Reindexing and Incremental Indexing
Reindexing is the process of updating the index to account for new data, keeping good performance for queries. This applies to either a full-text search (FTS) index or a vector index. For ANN search, new data will always be included in query results, but queries on tables with unindexed data will fallback to slower search methods for the new parts of the table. This is another important operation to run periodically as your data grows, as it also improves performance. This is especially important if you’re appending large amounts of data to an existing dataset.
Both LanceDB OSS and Cloud support reindexing, but the process (at least for now) is different for each, depending on the type of index.
When a reindex job is triggered in the background, the entire data is reindexed, but in the interim as new queries come in, LanceDB will combine results from the existing index with exhaustive kNN search on the new data. This is done to ensure that you’re still searching on all your data, but it does come at a performance cost. The more data that you add without reindexing, the impact on latency (due to exhaustive search) can be noticeable.

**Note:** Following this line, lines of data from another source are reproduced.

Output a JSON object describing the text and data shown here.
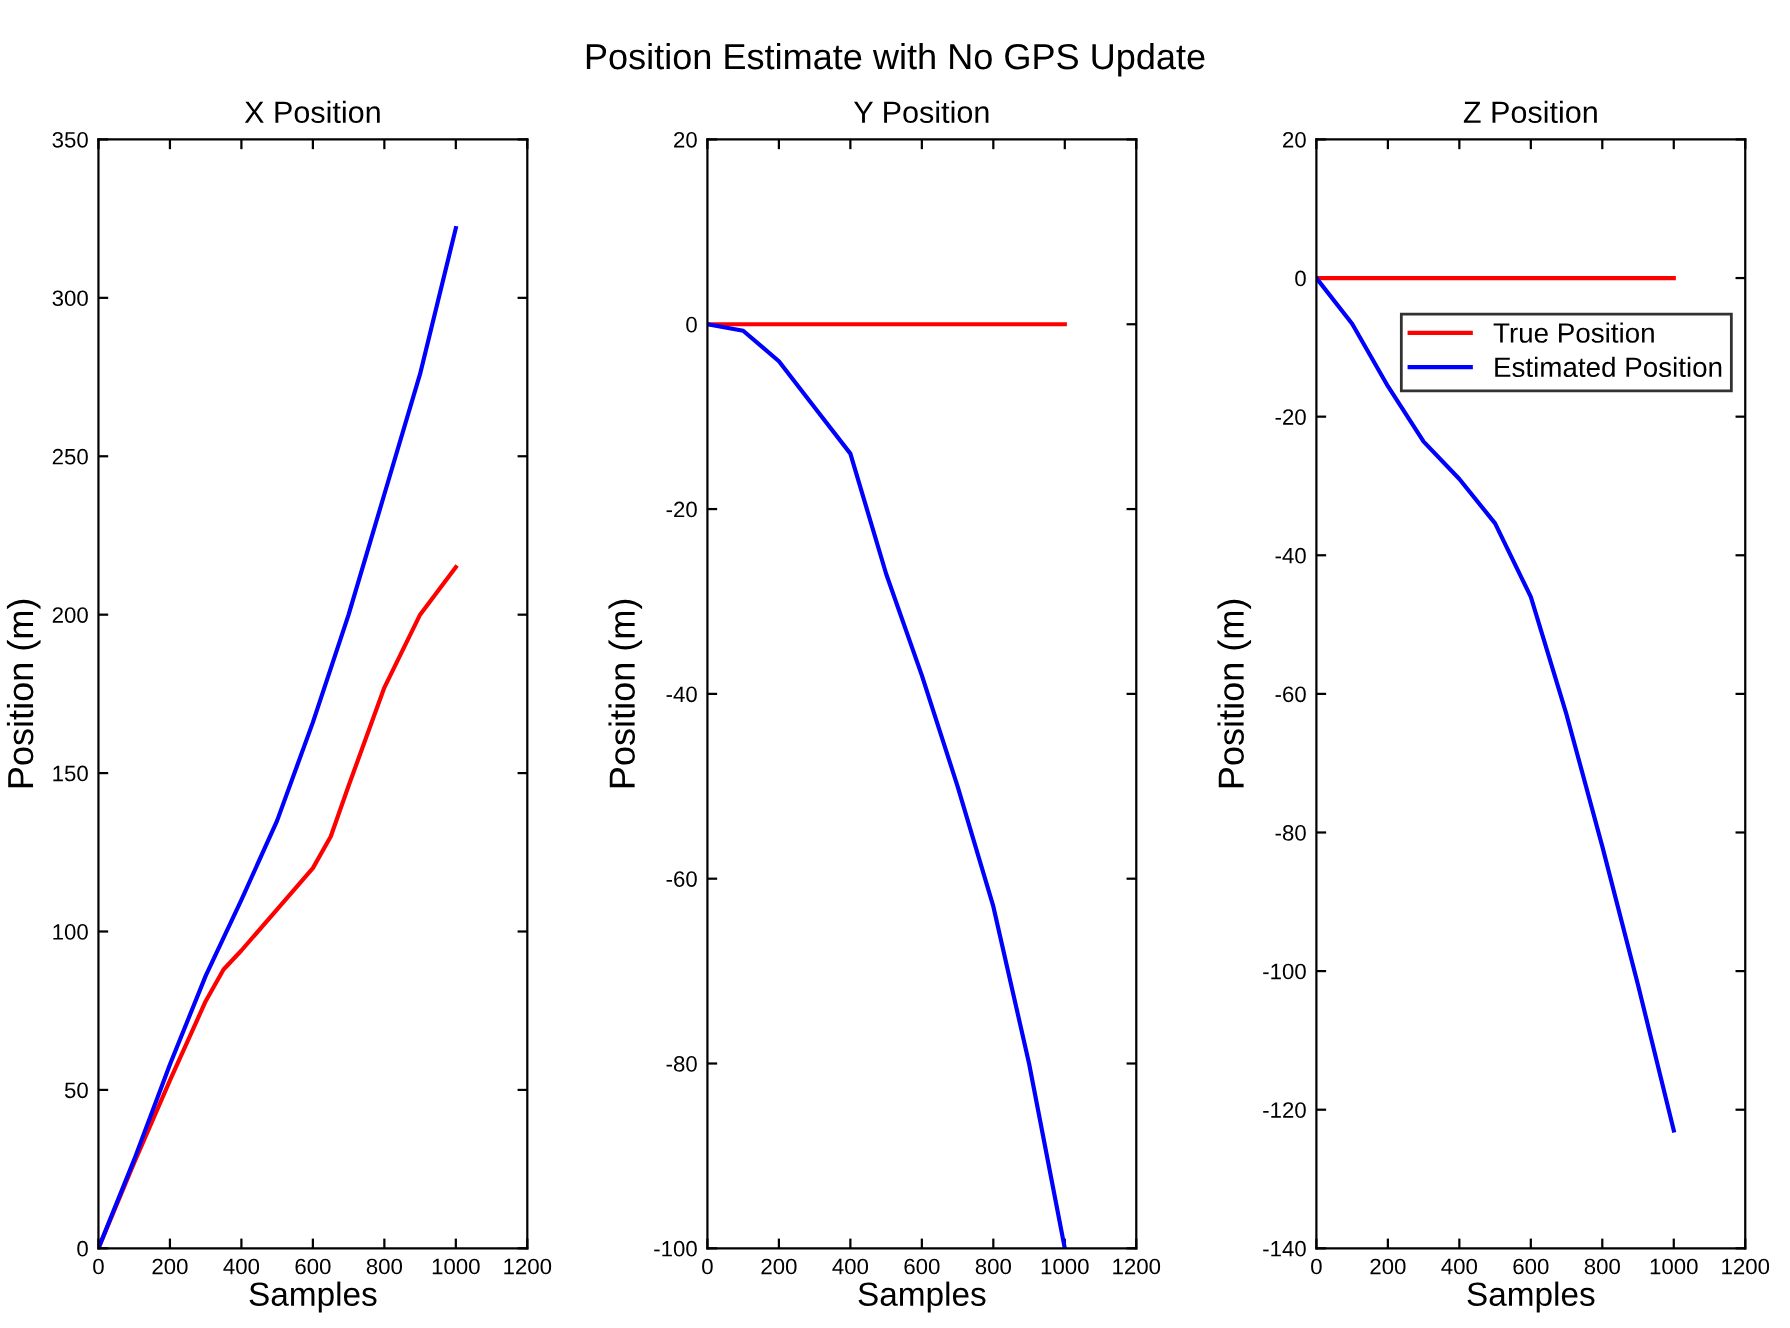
{
  "chart_data": [
    {
      "type": "line",
      "title": "X Position",
      "xlabel": "Samples",
      "ylabel": "Position (m)",
      "annotations": [
        "Position Estimate with No GPS Update"
      ],
      "xlim": [
        0,
        1200
      ],
      "xticks": [
        0,
        200,
        400,
        600,
        800,
        1000,
        1200
      ],
      "ylim": [
        0,
        350
      ],
      "yticks": [
        0,
        50,
        100,
        150,
        200,
        250,
        300,
        350
      ],
      "grid": false,
      "legend": false,
      "series": [
        {
          "color": "#ff0000",
          "x": [
            0,
            100,
            200,
            300,
            350,
            400,
            500,
            600,
            650,
            700,
            800,
            900,
            1000
          ],
          "values": [
            0,
            27,
            53,
            78,
            88,
            94,
            107,
            120,
            130,
            146,
            177,
            200,
            215
          ]
        },
        {
          "color": "#0000ff",
          "x": [
            0,
            100,
            200,
            300,
            400,
            500,
            600,
            700,
            800,
            900,
            1000
          ],
          "values": [
            0,
            28,
            58,
            86,
            110,
            135,
            166,
            200,
            238,
            276,
            322
          ]
        }
      ]
    },
    {
      "type": "line",
      "title": "Y Position",
      "xlabel": "Samples",
      "ylabel": "Position (m)",
      "xlim": [
        0,
        1200
      ],
      "xticks": [
        0,
        200,
        400,
        600,
        800,
        1000,
        1200
      ],
      "ylim": [
        -100,
        20
      ],
      "yticks": [
        -100,
        -80,
        -60,
        -40,
        -20,
        0,
        20
      ],
      "grid": false,
      "legend": false,
      "series": [
        {
          "color": "#ff0000",
          "x": [
            0,
            1000
          ],
          "values": [
            0,
            0
          ]
        },
        {
          "color": "#0000ff",
          "x": [
            0,
            100,
            200,
            300,
            400,
            500,
            600,
            700,
            800,
            900,
            1000
          ],
          "values": [
            0,
            -0.7,
            -4,
            -9,
            -14,
            -27,
            -38,
            -50,
            -63,
            -80,
            -100
          ]
        }
      ]
    },
    {
      "type": "line",
      "title": "Z Position",
      "xlabel": "Samples",
      "ylabel": "Position (m)",
      "xlim": [
        0,
        1200
      ],
      "xticks": [
        0,
        200,
        400,
        600,
        800,
        1000,
        1200
      ],
      "ylim": [
        -140,
        20
      ],
      "yticks": [
        -140,
        -120,
        -100,
        -80,
        -60,
        -40,
        -20,
        0,
        20
      ],
      "grid": false,
      "legend": "top right",
      "series": [
        {
          "name": "True Position",
          "color": "#ff0000",
          "x": [
            0,
            1000
          ],
          "values": [
            0,
            0
          ]
        },
        {
          "name": "Estimated Position",
          "color": "#0000ff",
          "x": [
            0,
            100,
            200,
            300,
            400,
            500,
            600,
            700,
            800,
            900,
            1000
          ],
          "values": [
            0,
            -6.6,
            -15.6,
            -23.6,
            -29,
            -35.4,
            -46,
            -63,
            -82,
            -102,
            -123
          ]
        }
      ]
    }
  ]
}
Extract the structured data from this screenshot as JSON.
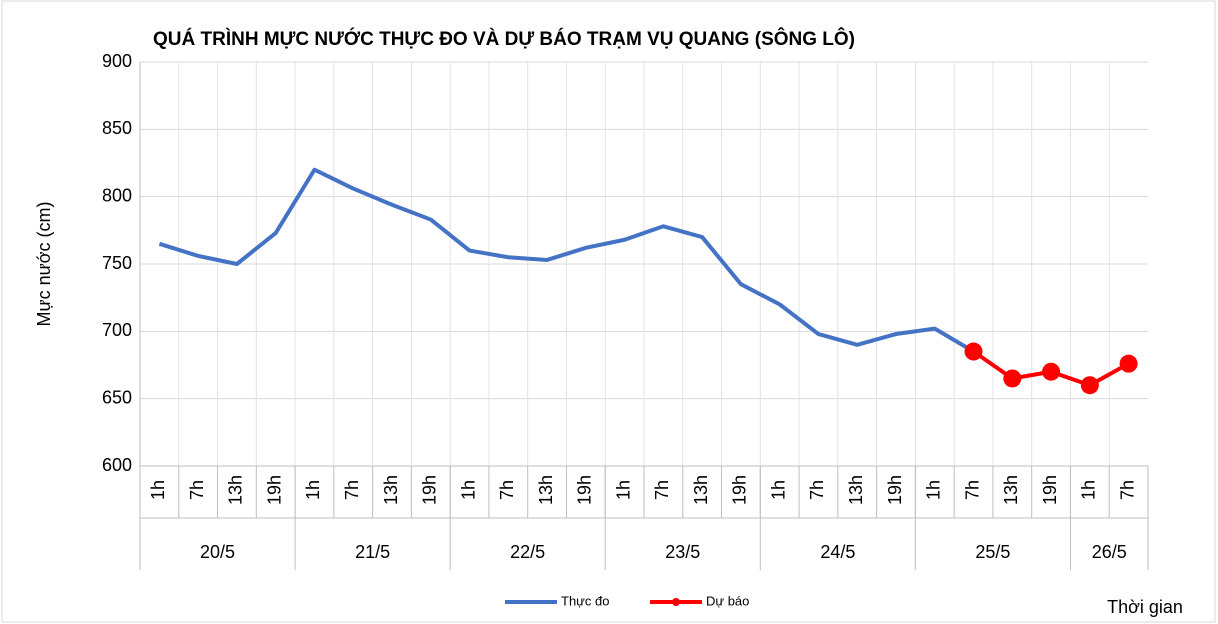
{
  "chart_data": {
    "type": "line",
    "title": "QUÁ TRÌNH MỰC NƯỚC THỰC ĐO VÀ DỰ BÁO TRẠM VỤ QUANG (SÔNG LÔ)",
    "y_label": "Mực nước (cm)",
    "x_label": "Thời gian",
    "categories": [
      "1h",
      "7h",
      "13h",
      "19h",
      "1h",
      "7h",
      "13h",
      "19h",
      "1h",
      "7h",
      "13h",
      "19h",
      "1h",
      "7h",
      "13h",
      "19h",
      "1h",
      "7h",
      "13h",
      "19h",
      "1h",
      "7h",
      "13h",
      "19h",
      "1h",
      "7h"
    ],
    "date_groups": [
      {
        "label": "20/5",
        "count": 4
      },
      {
        "label": "21/5",
        "count": 4
      },
      {
        "label": "22/5",
        "count": 4
      },
      {
        "label": "23/5",
        "count": 4
      },
      {
        "label": "24/5",
        "count": 4
      },
      {
        "label": "25/5",
        "count": 4
      },
      {
        "label": "26/5",
        "count": 2
      }
    ],
    "series": [
      {
        "name": "Thực đo",
        "color": "#4472c4",
        "markers": false,
        "values": [
          765,
          756,
          750,
          773,
          820,
          806,
          794,
          783,
          760,
          755,
          753,
          762,
          768,
          778,
          770,
          735,
          720,
          698,
          690,
          698,
          702,
          685,
          null,
          null,
          null,
          null
        ]
      },
      {
        "name": "Dự báo",
        "color": "#ff0000",
        "markers": true,
        "values": [
          null,
          null,
          null,
          null,
          null,
          null,
          null,
          null,
          null,
          null,
          null,
          null,
          null,
          null,
          null,
          null,
          null,
          null,
          null,
          null,
          null,
          685,
          665,
          670,
          660,
          676
        ]
      }
    ],
    "ylim": [
      600,
      900
    ],
    "yticks": [
      600,
      650,
      700,
      750,
      800,
      850,
      900
    ],
    "grid": true,
    "legend": "bottom"
  }
}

Incremental Indexing in LanceDB Cloud
LanceDB Cloud & Enterprise support incremental reindexing through an automated background process. When new data is added to a table, the system automatically triggers a new index build. As the dataset grows, indexes are continuously updated in the background.
While indexes are being rebuilt, queries use brute force methods on unindexed rows, which may temporarily increase latency. To avoid this, set
fast_search=True
to search only indexed data.
index_stats()
to view the number of unindexed rows. This will be zero when indexes are fully up-to-date.
Incremental Indexing in LanceDB OSS
LanceDB OSS supports incremental indexing, which means you can add new records to the table without reindexing the entire table.
This can make the query more efficient, especially when the table is large and the new records are relatively small.
import lancedb
# Connect to LanceDB
db = lancedb.connect("data")
table = db.open_table("my_table")
# Add new data
table.add([{"vector": [3.1, 4.1], "text": "Frodo was a happy puppy"}])
# Optimize to update indexes
table.optimize()
await tbl.add([{ vector: [3.1, 4.1], text: "Frodo was a happy puppy" }]);
await tbl.optimize();
FTS Index Reindexing
FTS Reindexing is supported in LanceDB OSS, Cloud & Enterprise. However, it requires manual rebuilding when a significant amount of new data needs to be reindexed.
We updated Tantivy’s default heap size from 128MB to 1GB in LanceDB, making reindexing up to 10x faster than with default settings.